Верещагин отсчитал стоимость ужина и чаевые, вложил деньги в книжку меню. Они встали из-за стола. Голубоглазый японец открыл меню, профессионально сосчитал купюры, одним движением пролистав стопку, улыбнулся и сказал «Аригато».
Выйти из кондиционированного ресторана на улицу было все равно что нырнуть в море теплого киселя из розовых лепестков. Пепеляев вспотел мгновенно.
– До свидания, господин полковник. Если что-то будет нужно – я к вашим услугам.
– Спасибо, – Артем задыхался. – Спасибо…
* * *
Итак, вновь Дворец съездов, длинный дубовый стол, знакомые все лица.
– Товарищи! – сказал ведущий заседание Политбюро Тугодум. – На повестке дня у нас два вопроса, товарищи. Первый вопрос: выборы Генерального Секретаря ЦК КПСС. Второй вопрос – отношения с братскими социалистическими странами в свете событий на Черном море. По первому вопросу: на сегодняшний день есть кандидатура товарища Молодого.
Молодой почувствовал, как по спине у него ползут нервные паучки. На мгновение представилось: проклятый бес-искуситель из ОСВАГ все-таки сдал его ставропольские похождения кагэбэшникам, и сейчас его здесь, на этом столе распнут, как распяли не столь давно – боже, уже почти как месяц назад! – Пренеприятнейшего, его протектора и наставника.
Самое противное в ставропольской истории было не то, что он впутался в игры местной торговой мафии, а то, что, пытаясь выпутаться из них, он воспользовался помощью одного человека, который после всего представился ему сотрудником ОСВАГ и начал вербовать. За прошедшие годы Молодой стал седоватым и лысоватым, и куча оправданий и оговорок была навалена им на этот эпизод, чтобы замаскировать один простой факт: он таки был завербован.
Четырнадцать лет о белогвардейцах не было ни слуху ни духу. Молодой уже понадеялся было, что о нем просто забыли. Конечно, он знал, что такие организации, как ОСВАГ, никогда и ничего не забывают. Он это знал, но приятно было утешать себя тем, что все-таки, может быть, о нем забыли.
Не забыли-таки. И напомнили о себе весьма ощутимо. Тем же вечером его жена обнаружила в почте конверт, в котором содержались:
а) фотографии Лиды – жена партийца, без пяти минут генсека, узнала женщину, приходившую репетировать с их дочерью на фортепиано, и мальчик, стоявший рядом с Лидой на этих фотографиях, подозрительно был похож на ее мужа (чтобы не оставалось сомнений, там же была и школьная фотография Молодого);
б) подробный рассказ о том, как эта Лида поживает.

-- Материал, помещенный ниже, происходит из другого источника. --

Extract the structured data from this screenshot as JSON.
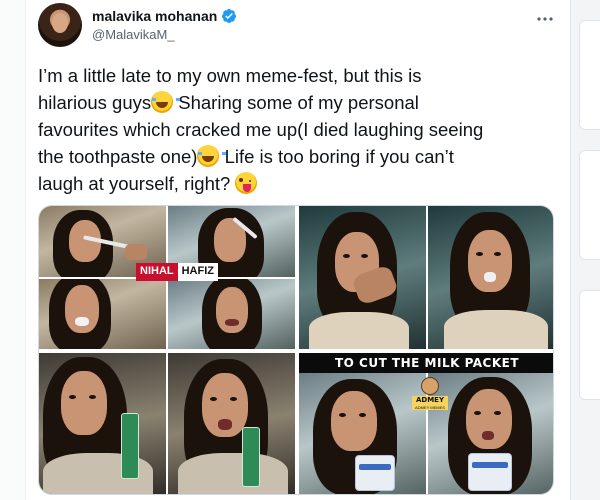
{
  "author": {
    "display_name": "malavika mohanan",
    "handle": "@MalavikaM_",
    "verified": true,
    "avatar_icon": "profile-photo"
  },
  "menu_icon": "more-horizontal-icon",
  "tweet": {
    "line1": "I’m a little late to my own meme-fest, but this is",
    "line2a": "hilarious guys",
    "line2b": " Sharing some of my personal",
    "line3": "favourites which cracked me up(I died laughing seeing",
    "line4a": "the toothpaste one)",
    "line4b": " Life is too boring if you can’t",
    "line5": "laugh at yourself, right? ",
    "emojis": [
      "face-with-tears-of-joy",
      "face-with-tears-of-joy",
      "zany-face"
    ]
  },
  "media": {
    "watermark_a": "NIHAL",
    "watermark_b": "HAFIZ",
    "caption_bottom_right": "TO CUT THE MILK PACKET",
    "logo_label": "ADMEY",
    "logo_sub": "ADMEY MEMES"
  },
  "colors": {
    "verified_blue": "#1d9bf0",
    "text_primary": "#0f1419",
    "text_secondary": "#536471"
  }
}
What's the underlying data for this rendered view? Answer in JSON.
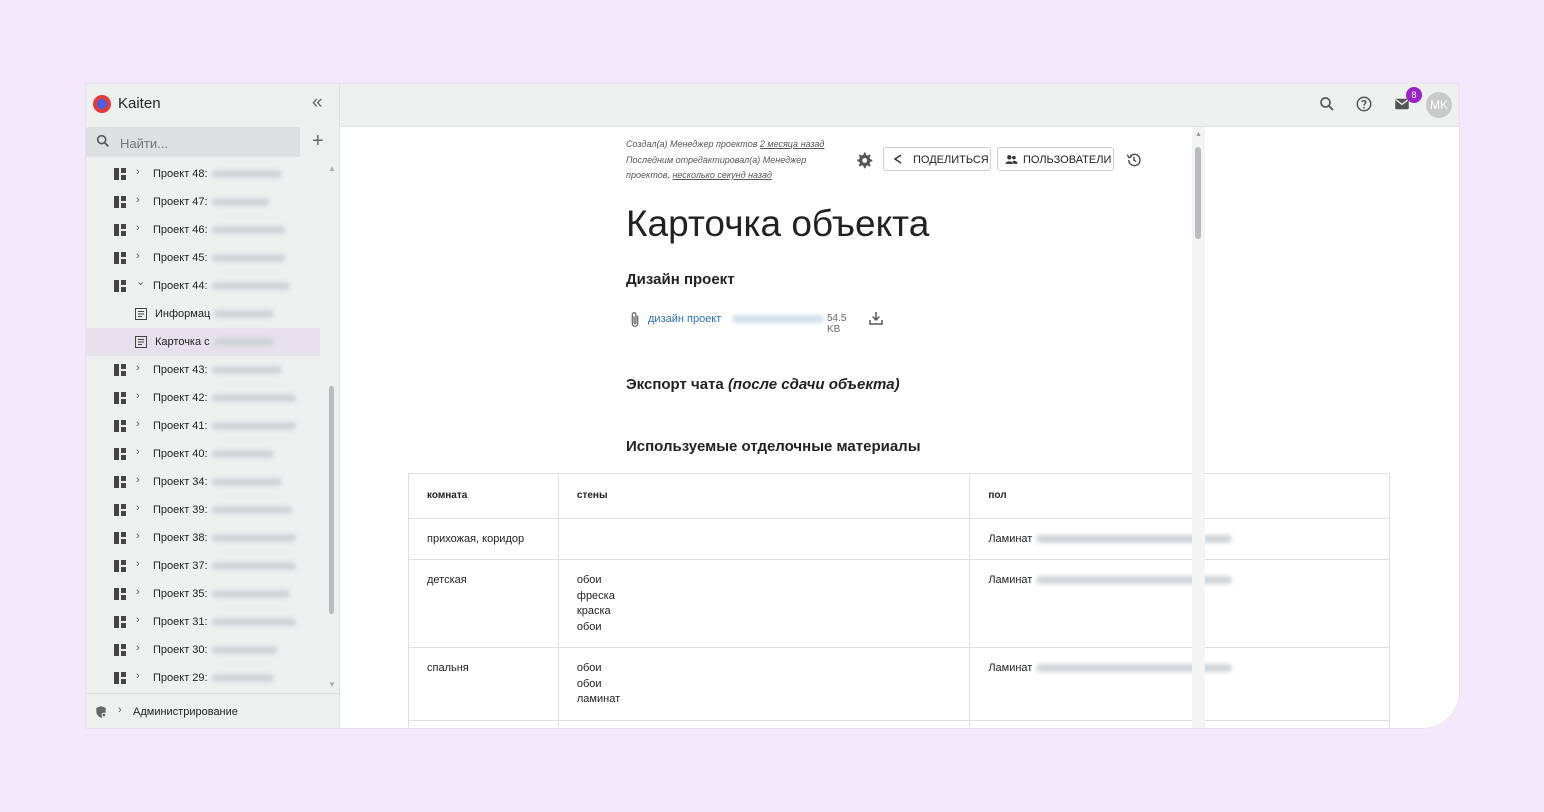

Особенный акцент делался на то, что и она, и мальчик получают от неизвестного доброжелателя из Москвы подарки к дням рождения и к Новому году.
Молодой имел некоторый скандал, последствия которого до сих пор ощущались в виде легкой дрожи в руках. И сейчас эта дрожь усилилась при мысли о том, что осваговец выполнил и вторую половину угрозы: прислал документы на него в КГБ.
Да нет, ерунда, – утешил он себя. Я же им еще нужен, зачем им хоронить меня сейчас. А потом уже шиш. Потом они меня уже не похоронят, потому что-я буду – о-о-о!
«Э, батенька, – сказал ему ехидный внутренний голос, – и „о-о-о!“ тоже снимали. Хрущев Никита Сергеевич, помнится, колобком из Кремля выкатился».
Молодой отогнал от себя эти мысли, потому что уже шло голосование. Одна за другой вздымались сухопарые старческие ладони. Первая, вторая, третья…
– Три голоса против, большинство – за, – сказал председатель счетной комиссии.
Молодой встал со стула, на котором сидел. Вот так все просто, ни фанфар, ни салюта? Три голоса против? За одну секунду он стал властелином огромной страны – и никак этого не почувствовал?
Он осмотрел обращенные к нему лица и ощутил прилив внезапной злости. Не было на этих лицах ни благоговения, ни трепета, ни даже элементарного уважения. Ты – халиф на час, говорили эти лица, компромисс между несколькими политическими группировками, а не самостоятельная сила. Это ты должен подлаживаться и прогибаться под нас, а не мы под тебя, – говорили эти лица.
Молодой стиснул в кулаке ручку. Если что его и убедило принять предложение Востокова, то не доводы, приведенные осваговцем, не перспективы всевластия и не страх разоблачения. Его убедили именно эти самодовольные лица патриархов, ни секунды не сомневавшихся в неколебимости своей власти и могущества.
«Посмотрим, – подумал Молодой. – Посмотрим еще, кто тут пан, а кто…»
– Товарищи, – сказал он. – Выразить свою благодарность… свое желание, как говорится, оправдать полной мерой возложенное на меня партией доверие… для этого просто нет слов…
* * *
Через три недели Крым встречал советского премьера – первого из лидеров СССР, решившегося ступить на отколовшийся много лет назад Остров.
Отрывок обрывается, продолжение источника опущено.